From: Andrew Makhorin
Subject: Re: [Help-glpk] Option to set to generate all solutions
Date: Sun, 17 Apr 2011 20:49:04 +0400

> To address Andrew's earlier comment, "Nevertheless, imagine that you
> have obtained all the feasible or optimal
> solutions. In which way would you use them?", I want to cite an
>  anecdote.

Thank you for the story.

> It would be interesting to generate all solutions. If that is
> expensive, generating a lot of reasonable solutions would be great.

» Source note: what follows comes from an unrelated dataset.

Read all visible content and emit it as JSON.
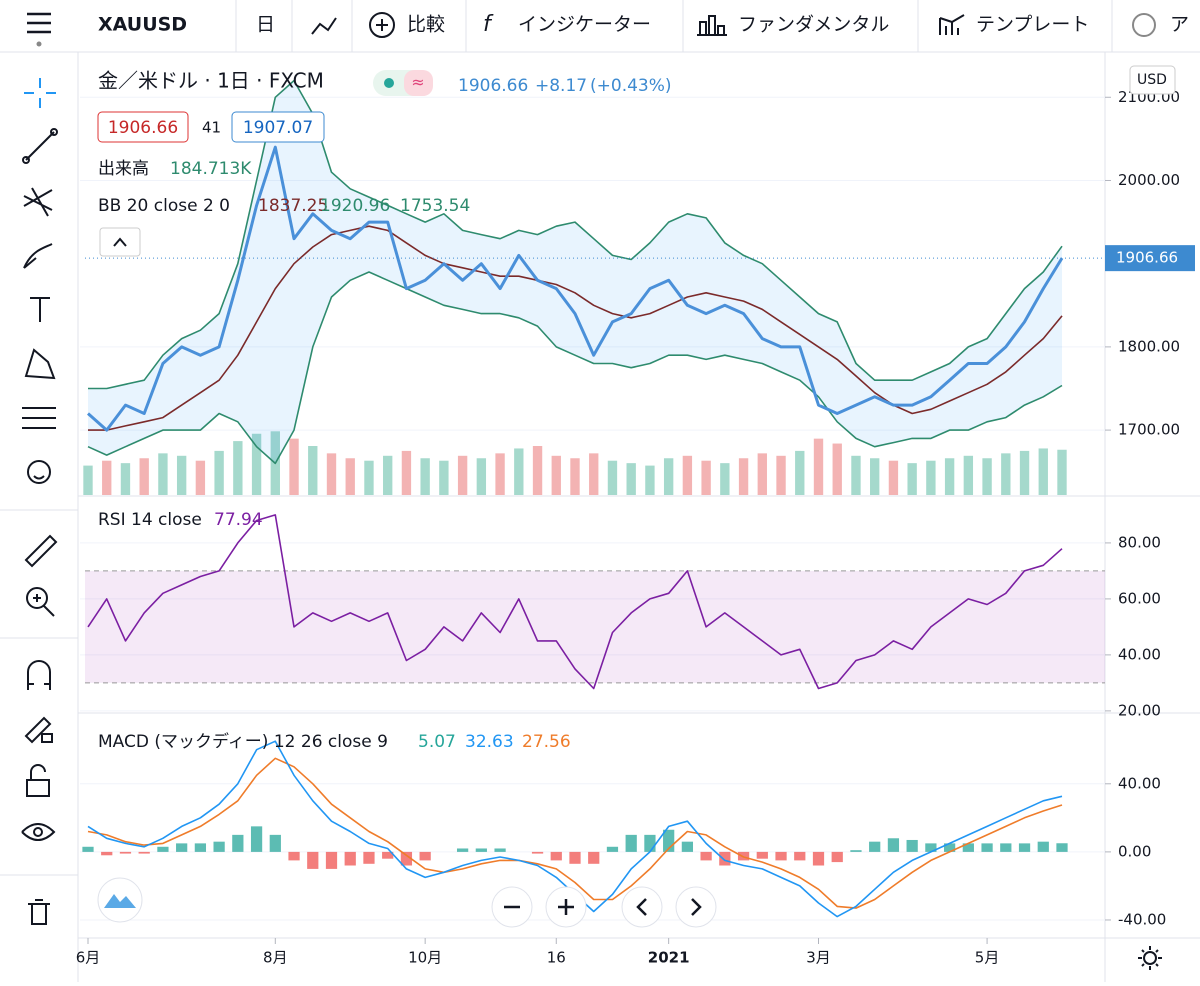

> This is an example of a case where you want to see all (or many)
> feasible solutions. I suspect that it should be the case when a
> problem involves the human factor.
> 

I think that the main problem which the modeler encounters in many 
practical cases is that it is often impossible to formalize some 
requirements to the solution, which is called "optimal". Imagine, for 
example, that given a cantus firmus one needs to find (compose) a "best" 
counterpoint to it. Though in this case it is easy to describe the 
solution space with binary variables, and even there exists some formal 
theory, nor constraints neither objective can be formalized to the end.
So the only way is to find a set of solutions and try to choose a "best"
one by listening to them :) Formalization is the problem, not a human
factor.

Mentioning a Turing machine I didn't mean modeling it literally. I only
meant that that was said by Manfred Padberg: "The functioning of the
whole world can--with a sufficient degree of approximation--be modeled
as a huge mixed-integer linear program." If we can formalize something,
we can describe it algorithmically, and therefore we can model it as
mip. Here is another example. If a class of matrices is described with
binary variables (as in Klas' example), and there is some requirement,
say, that all eigenvalues must have postive real parts, this requirement
can be formalized and therefore can be described as mip constraints.
This doesn't mean, of course, that one needs to model computing
eigenvalues with a Turing machine or similar device, just because the
class of matrices is parametrized by binary variables, i.e. we don't
need to consider a general case which assumes arbitrary matrices.
Obviously, positiveness of real parts of eignevalues or some other
property of any matrix from the class is a binary function of binary
variables, and the problem is only how to find that function and
describe it efficiently. This is my opinion.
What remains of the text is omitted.